Mais ce qui inquiète plus Sassou et sa bande c’est l’activisme de l’officier Supérieur Ferdinand MBAOU qui non seulement a été reçu a plusieurs reprises par un conseiller du Ministre de la défense Française Jean-Yves Le Drian, mais surtout par d’autres hauts fonctionnaires militaires des pays comme l’Allemagne et les Etats-Unis. Il serait fortement soupçonné par l’homme de Mpila d’être le cerveau extérieur du coup d’Etat en préparation.

Un général, dont nous préférons taire le nom pour sa sécurité aurait refusé de participer a un complot d’assassinat contre l’officier F. MBAOU lors de son dernier séjour récemment à Genève pour prospection politique et militaire.

De même que F. MBAOU était reçu en Angola par le cabinet du ministre de la Défense, Cândido Pereira dos Santos Van-Dúnem, de même les envoyés de Sassou, Basile IKOUEBE (affaires étrangères) et Pierre OBA (Mines et de la Géologie), en réalité c’est l’homme de la sécurité sécrète de Sassou, attendent toujours un feu de vert de la part de DOS SANTOS. Ce sont là des signes qui ne trompent pas.

Par ailleurs l’alliance des colonels MBAOU et NTSOUROU qui donne tant d’insomnie a sassou serait très surveillée par les services de renseignements de DST de Brazzaville mais plus sur la place de Paris.. Le général NIANGA MBOUALA serait convoqué régulièrement à la Présidence pour s’expliquer sur les pseudos complot réel ou pas de MBAOU

Pourtant d’après nos sources le plus grand danger ne viendrait pas que de ces militaires qui se seraient clairement prononcés. « L’homme aura pour ennemis les gens de sa maison » (Matthieu 10:36)
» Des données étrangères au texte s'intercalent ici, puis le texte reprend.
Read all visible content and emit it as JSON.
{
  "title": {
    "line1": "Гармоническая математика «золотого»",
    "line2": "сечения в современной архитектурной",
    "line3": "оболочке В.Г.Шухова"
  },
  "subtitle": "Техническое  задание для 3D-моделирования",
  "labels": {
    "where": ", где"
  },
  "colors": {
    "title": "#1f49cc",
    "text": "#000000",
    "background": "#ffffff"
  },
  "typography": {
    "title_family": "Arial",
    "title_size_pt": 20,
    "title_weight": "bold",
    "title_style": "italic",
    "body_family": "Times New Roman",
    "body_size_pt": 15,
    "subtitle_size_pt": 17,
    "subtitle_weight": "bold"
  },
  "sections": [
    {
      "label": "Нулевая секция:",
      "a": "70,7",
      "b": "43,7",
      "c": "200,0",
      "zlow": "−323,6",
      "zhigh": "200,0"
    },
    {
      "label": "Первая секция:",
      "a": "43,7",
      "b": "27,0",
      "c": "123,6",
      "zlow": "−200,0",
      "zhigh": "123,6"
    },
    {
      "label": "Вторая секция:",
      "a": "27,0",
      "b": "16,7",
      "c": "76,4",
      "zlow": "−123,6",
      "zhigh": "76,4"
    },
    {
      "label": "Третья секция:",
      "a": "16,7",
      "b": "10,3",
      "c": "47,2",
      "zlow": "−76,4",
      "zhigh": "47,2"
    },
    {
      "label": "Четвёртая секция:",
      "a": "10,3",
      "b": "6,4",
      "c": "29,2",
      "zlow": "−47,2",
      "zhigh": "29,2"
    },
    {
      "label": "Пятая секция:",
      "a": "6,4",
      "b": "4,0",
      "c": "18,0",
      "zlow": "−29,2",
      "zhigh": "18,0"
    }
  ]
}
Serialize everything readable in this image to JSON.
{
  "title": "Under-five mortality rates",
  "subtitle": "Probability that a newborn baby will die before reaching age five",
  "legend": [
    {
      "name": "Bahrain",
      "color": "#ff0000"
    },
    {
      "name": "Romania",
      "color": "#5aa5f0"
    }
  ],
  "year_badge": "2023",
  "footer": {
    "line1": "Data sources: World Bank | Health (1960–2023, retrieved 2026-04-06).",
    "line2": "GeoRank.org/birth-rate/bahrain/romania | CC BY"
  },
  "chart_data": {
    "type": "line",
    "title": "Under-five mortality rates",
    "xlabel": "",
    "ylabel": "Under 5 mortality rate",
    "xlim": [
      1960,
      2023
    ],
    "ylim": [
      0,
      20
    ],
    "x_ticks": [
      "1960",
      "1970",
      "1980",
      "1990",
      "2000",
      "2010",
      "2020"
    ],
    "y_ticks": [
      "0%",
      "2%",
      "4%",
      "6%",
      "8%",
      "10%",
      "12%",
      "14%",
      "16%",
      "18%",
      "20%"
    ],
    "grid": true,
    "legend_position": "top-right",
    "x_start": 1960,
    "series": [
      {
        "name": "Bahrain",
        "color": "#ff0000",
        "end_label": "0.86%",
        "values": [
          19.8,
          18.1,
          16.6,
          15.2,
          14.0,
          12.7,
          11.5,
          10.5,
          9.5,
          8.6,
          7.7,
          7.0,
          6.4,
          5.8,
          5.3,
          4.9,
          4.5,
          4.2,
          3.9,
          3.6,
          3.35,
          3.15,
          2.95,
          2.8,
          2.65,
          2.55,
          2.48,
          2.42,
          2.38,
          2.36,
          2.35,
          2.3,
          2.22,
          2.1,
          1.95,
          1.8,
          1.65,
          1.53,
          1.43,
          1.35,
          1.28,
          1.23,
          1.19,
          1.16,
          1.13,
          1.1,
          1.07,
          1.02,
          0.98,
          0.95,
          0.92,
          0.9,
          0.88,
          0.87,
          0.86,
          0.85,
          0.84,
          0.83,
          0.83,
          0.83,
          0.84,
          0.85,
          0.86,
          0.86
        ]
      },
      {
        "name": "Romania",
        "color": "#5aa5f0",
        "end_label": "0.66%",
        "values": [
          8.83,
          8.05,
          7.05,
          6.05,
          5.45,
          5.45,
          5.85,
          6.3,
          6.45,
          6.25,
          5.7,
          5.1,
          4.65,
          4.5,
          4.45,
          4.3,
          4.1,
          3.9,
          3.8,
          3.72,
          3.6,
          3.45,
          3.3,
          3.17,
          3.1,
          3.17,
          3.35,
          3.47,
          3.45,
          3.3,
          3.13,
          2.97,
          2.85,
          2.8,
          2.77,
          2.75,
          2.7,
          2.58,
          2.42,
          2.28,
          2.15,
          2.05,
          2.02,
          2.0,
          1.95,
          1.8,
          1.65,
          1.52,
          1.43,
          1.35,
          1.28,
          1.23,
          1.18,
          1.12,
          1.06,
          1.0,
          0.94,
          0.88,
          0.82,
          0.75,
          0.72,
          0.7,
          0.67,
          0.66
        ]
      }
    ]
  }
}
L’armée Congolaise n’est pas aussi naïve que ça. L’honneur et le patriotisme surprendront plus d’un congolais qui ont cru que toute l’armée congolaise était sous la botte de sassou.

Pourquoi par exemple parmi les troupes envoyés dans la région du Niari pour s’enquérir de la situation, 19 ne sont jamais rentré a leur base a TCHAMBITSO et sont portés disparus ? Pourquoi certains éléments militaires (proches) d’OKOMBI SALISSA seraient interdits de séjour à Brazzaville ?

Les négociations d’après l’ére SASSOU sont déjà entamées et toujours d’après nos sources l’armée a déjà choisi son camp.